For sure you have about the 80% of request pre-optimized. With a cron job and a proper TTL to stored assests in the cache....

El jueves, 16 de abril de 2020, 13:19:53 (UTC+2), Joshua Marantz escribió:
I agree -- Chromium headless sounds like the way to go...I was not aware that was now an installable product. You would still need to get it to run in all the modes you want pre-optimized for your users. For example, if you are using responsive images you'd need it to run at all the required resolution breakpoints. It's not a very easy path.


On Thu, Apr 16, 2020 at 5:43 AM Longinos <longinos.in...@gmail.com> wrote:
Chromium headless is like Google Chrome but w/o any user interface.
The rpm provides an executable (headless_shell), this executable have a bunch of parameters, to set the size of viewport, to se the UA string, to create a image from the fetched url, to execute the javascript, to save to a file the dom.....
The rpm is a Fedora project, but maybe there is a deb package.
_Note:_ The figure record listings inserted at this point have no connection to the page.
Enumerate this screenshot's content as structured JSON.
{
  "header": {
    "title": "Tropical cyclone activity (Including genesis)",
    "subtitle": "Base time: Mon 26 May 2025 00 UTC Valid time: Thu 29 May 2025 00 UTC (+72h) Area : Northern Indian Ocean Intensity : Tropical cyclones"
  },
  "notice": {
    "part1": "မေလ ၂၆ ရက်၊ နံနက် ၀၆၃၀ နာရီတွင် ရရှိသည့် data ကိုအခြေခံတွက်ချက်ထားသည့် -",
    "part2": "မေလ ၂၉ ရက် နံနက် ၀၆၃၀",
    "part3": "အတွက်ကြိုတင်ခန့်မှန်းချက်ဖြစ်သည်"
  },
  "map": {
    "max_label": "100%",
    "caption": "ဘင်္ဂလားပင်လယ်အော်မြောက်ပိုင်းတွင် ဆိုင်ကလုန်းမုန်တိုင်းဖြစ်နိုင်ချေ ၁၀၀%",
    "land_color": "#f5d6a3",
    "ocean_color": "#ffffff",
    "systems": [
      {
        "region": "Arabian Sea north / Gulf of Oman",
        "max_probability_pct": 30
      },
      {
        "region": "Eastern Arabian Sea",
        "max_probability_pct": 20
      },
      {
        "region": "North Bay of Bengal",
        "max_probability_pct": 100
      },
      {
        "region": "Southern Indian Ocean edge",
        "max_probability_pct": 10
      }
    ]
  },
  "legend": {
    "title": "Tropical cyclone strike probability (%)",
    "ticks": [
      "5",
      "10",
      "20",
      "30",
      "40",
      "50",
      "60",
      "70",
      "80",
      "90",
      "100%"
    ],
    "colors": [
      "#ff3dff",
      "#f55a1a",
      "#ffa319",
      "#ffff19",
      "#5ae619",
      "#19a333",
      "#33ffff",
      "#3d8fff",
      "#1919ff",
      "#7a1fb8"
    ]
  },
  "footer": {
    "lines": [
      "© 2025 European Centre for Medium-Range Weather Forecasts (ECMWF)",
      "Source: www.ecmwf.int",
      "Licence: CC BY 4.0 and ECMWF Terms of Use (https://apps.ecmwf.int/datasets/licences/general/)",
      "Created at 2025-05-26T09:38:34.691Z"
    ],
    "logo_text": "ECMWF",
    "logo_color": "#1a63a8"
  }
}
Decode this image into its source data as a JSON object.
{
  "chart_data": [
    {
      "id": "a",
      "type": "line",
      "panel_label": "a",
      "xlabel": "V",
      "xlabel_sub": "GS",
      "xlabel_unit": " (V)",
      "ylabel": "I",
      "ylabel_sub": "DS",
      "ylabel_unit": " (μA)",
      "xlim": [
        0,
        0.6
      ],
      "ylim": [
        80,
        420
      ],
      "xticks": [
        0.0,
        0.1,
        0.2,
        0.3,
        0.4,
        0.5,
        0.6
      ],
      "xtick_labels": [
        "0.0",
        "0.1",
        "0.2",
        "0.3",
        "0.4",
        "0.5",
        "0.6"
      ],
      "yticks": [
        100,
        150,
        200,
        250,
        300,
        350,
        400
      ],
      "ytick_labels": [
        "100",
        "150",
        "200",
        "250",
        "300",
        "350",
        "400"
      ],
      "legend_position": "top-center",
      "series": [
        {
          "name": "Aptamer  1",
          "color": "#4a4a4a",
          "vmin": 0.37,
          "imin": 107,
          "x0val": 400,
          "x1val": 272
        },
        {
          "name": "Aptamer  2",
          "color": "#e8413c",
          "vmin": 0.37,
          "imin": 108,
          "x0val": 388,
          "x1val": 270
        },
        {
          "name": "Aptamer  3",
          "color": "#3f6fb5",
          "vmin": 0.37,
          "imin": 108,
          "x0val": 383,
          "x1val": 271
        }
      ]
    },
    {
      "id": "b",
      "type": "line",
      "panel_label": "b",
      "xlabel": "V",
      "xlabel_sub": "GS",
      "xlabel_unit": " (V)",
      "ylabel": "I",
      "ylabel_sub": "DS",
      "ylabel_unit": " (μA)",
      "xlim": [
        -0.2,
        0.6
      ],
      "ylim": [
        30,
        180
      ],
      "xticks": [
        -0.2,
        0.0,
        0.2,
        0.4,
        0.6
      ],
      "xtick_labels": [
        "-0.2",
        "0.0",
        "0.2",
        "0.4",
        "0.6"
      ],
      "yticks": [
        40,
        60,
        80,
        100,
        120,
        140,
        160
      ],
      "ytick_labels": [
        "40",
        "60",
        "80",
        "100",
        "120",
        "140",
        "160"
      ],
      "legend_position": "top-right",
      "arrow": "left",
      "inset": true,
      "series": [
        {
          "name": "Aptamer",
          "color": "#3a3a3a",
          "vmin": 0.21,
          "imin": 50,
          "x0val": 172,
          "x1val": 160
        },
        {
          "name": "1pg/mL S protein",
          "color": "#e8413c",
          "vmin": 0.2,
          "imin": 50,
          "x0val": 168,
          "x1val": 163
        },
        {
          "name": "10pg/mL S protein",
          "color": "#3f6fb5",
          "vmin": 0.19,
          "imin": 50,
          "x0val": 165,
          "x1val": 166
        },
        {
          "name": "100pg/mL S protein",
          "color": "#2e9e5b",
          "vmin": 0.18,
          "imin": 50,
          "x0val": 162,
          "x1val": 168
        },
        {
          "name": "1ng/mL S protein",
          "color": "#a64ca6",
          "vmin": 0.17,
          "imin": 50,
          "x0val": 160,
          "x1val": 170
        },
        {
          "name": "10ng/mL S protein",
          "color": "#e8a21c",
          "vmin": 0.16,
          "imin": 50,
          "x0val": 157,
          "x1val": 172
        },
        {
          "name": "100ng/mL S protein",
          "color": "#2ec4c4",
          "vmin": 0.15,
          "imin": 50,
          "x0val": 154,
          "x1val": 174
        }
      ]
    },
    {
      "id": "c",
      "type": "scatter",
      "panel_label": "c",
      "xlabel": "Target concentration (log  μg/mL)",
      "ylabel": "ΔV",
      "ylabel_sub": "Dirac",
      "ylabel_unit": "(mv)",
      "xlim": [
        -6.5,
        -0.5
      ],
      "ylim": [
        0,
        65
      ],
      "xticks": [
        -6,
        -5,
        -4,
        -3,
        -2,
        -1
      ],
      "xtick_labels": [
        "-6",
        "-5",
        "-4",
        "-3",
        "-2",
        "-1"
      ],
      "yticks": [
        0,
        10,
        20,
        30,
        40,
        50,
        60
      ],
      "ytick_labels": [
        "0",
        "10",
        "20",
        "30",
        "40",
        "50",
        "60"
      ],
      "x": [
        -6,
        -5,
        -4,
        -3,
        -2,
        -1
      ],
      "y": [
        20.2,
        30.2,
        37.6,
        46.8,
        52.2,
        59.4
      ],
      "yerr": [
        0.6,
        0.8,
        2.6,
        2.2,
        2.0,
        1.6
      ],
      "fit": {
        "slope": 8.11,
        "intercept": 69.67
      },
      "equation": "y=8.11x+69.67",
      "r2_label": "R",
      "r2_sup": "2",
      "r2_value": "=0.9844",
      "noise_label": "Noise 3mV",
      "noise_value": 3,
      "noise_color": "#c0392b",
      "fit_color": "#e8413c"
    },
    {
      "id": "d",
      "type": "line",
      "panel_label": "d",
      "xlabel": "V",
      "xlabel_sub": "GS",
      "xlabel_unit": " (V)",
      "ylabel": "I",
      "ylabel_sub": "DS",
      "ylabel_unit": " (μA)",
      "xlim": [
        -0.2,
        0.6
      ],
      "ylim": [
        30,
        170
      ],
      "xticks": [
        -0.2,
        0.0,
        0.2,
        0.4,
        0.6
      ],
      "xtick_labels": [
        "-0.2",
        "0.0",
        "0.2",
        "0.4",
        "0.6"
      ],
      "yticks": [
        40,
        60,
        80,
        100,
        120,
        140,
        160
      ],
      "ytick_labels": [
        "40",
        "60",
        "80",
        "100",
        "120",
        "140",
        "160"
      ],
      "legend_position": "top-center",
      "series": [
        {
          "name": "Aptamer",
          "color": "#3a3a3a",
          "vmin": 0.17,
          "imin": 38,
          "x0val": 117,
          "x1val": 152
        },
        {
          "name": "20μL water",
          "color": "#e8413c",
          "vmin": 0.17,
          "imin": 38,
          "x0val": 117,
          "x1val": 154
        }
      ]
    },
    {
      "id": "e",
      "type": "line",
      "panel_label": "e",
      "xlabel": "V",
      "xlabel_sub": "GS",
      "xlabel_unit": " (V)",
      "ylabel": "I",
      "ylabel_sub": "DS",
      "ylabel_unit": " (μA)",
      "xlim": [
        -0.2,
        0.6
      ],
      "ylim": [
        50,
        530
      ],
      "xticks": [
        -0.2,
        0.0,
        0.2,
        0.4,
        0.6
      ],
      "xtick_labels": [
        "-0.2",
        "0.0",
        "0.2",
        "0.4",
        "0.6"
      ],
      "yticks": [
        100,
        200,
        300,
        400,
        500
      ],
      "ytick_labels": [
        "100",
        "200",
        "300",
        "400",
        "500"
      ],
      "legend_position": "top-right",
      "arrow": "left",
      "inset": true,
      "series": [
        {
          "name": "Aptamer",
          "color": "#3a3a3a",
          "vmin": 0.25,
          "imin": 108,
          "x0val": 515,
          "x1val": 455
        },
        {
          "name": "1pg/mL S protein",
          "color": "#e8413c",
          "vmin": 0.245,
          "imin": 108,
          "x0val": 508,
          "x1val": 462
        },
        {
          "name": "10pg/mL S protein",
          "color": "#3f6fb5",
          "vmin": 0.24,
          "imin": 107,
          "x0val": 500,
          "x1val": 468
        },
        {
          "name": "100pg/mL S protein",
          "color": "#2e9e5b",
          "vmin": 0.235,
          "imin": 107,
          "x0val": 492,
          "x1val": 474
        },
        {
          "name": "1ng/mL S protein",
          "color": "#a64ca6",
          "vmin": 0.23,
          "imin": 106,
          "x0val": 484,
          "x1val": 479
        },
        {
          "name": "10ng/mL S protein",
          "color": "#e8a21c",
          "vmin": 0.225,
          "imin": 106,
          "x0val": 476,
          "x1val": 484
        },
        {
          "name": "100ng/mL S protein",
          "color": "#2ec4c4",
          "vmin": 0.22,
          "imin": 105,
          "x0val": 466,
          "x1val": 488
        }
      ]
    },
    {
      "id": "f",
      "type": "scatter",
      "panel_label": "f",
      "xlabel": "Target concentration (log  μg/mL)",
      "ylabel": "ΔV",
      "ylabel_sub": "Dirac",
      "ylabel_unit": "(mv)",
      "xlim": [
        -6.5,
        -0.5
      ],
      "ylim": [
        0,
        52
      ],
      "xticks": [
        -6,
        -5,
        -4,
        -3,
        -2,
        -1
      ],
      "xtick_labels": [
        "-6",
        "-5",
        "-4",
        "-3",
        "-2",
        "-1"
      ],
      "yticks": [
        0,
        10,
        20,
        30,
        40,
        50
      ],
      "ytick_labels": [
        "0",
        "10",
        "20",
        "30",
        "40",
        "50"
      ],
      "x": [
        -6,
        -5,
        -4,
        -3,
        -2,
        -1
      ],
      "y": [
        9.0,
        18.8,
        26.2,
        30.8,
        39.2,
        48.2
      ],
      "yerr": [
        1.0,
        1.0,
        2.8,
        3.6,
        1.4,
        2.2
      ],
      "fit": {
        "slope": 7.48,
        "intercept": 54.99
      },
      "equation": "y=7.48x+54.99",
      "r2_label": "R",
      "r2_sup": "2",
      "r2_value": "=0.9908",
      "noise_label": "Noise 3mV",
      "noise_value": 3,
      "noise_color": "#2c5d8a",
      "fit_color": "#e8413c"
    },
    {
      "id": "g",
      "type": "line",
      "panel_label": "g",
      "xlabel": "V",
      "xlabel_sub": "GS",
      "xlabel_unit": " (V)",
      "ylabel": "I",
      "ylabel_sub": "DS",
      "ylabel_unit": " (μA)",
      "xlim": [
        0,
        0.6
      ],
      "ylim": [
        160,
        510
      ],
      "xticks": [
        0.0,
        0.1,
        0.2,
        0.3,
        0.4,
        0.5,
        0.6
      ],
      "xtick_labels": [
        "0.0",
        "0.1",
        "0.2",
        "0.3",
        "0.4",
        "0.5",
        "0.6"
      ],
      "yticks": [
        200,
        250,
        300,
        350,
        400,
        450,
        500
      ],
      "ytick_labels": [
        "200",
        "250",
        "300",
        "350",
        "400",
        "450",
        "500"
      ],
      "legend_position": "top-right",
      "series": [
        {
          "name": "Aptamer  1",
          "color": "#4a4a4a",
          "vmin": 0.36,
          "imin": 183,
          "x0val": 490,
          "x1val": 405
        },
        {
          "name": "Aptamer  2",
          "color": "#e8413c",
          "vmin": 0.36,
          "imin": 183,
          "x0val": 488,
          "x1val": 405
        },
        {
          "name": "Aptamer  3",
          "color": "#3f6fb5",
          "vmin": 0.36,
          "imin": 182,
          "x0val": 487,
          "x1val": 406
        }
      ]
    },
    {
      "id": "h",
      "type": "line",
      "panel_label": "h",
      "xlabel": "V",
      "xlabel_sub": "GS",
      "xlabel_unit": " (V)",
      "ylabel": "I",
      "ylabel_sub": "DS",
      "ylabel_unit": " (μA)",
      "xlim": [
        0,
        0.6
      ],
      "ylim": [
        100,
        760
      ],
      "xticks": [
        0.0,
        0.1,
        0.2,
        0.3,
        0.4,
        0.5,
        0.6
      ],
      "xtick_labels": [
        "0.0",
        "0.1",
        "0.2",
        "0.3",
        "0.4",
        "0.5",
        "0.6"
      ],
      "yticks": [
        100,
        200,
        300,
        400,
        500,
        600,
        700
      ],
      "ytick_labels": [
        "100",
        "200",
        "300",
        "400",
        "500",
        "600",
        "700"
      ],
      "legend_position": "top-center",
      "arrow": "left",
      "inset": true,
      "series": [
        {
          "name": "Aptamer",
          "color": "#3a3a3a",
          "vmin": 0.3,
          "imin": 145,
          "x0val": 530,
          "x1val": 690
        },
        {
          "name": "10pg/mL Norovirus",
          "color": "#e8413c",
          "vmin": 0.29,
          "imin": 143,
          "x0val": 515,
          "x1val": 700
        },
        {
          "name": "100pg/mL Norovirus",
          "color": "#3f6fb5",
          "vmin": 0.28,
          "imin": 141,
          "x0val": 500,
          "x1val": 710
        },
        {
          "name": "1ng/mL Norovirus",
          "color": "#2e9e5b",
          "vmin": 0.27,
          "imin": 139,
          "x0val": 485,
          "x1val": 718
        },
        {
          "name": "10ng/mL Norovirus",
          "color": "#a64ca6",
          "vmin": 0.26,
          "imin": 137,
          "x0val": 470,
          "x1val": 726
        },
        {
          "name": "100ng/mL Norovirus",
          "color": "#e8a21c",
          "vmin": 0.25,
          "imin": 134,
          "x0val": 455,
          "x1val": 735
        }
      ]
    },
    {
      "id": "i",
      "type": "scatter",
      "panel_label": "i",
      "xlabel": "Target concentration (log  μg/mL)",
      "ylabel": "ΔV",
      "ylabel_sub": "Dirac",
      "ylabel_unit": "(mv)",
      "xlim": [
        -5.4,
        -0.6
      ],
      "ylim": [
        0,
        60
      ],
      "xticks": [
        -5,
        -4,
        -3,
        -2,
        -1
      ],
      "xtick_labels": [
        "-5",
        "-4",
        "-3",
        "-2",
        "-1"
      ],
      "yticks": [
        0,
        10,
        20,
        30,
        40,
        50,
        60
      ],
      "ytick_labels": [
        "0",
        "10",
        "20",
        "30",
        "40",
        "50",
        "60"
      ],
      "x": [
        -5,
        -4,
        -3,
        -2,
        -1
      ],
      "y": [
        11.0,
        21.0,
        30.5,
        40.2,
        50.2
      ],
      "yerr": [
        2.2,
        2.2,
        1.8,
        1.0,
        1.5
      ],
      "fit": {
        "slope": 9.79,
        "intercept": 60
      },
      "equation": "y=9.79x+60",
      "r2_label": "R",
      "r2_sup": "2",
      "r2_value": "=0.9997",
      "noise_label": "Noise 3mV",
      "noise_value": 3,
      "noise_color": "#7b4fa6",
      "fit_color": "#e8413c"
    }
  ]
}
/usr/lib64/chromium-browser/headless_shell --disable-translate --disable-background-networking --safebrowsing-disable-auto-update --disable-sync  --disable-default-apps --disable-software-r
asterizer --single_process --disable-features --disable-extensions --disable-setuid-sandbox --no-sandbox --disable-gpu  --tls1.3  --window-size=412,732 --enable-ipv6 --user-agen
t="USER AGENT STRING" --disable-features=NetworkService --enable-tcp-fast-open --disable-zygote https://URL_TO_FETCH

This a example.Mos of the parameters are the same from chrome executed in a command line.


El jueves, 16 de abril de 2020, 8:32:50 (UTC+2), Krunal Jariwala escribió:
Can you share, how does this work?

On Thursday, 16 April 2020 01:12:02 UTC+5:30, Longinos wrote:

Hi
An other option to warm the pagespeed cache is using chromium headles. Almost for Centos distro you can find rpm to install it from the EPEL repo.(chromium-headless)
Chromium headless execute the javascript and the beaconing works and have a parameter to change the UA.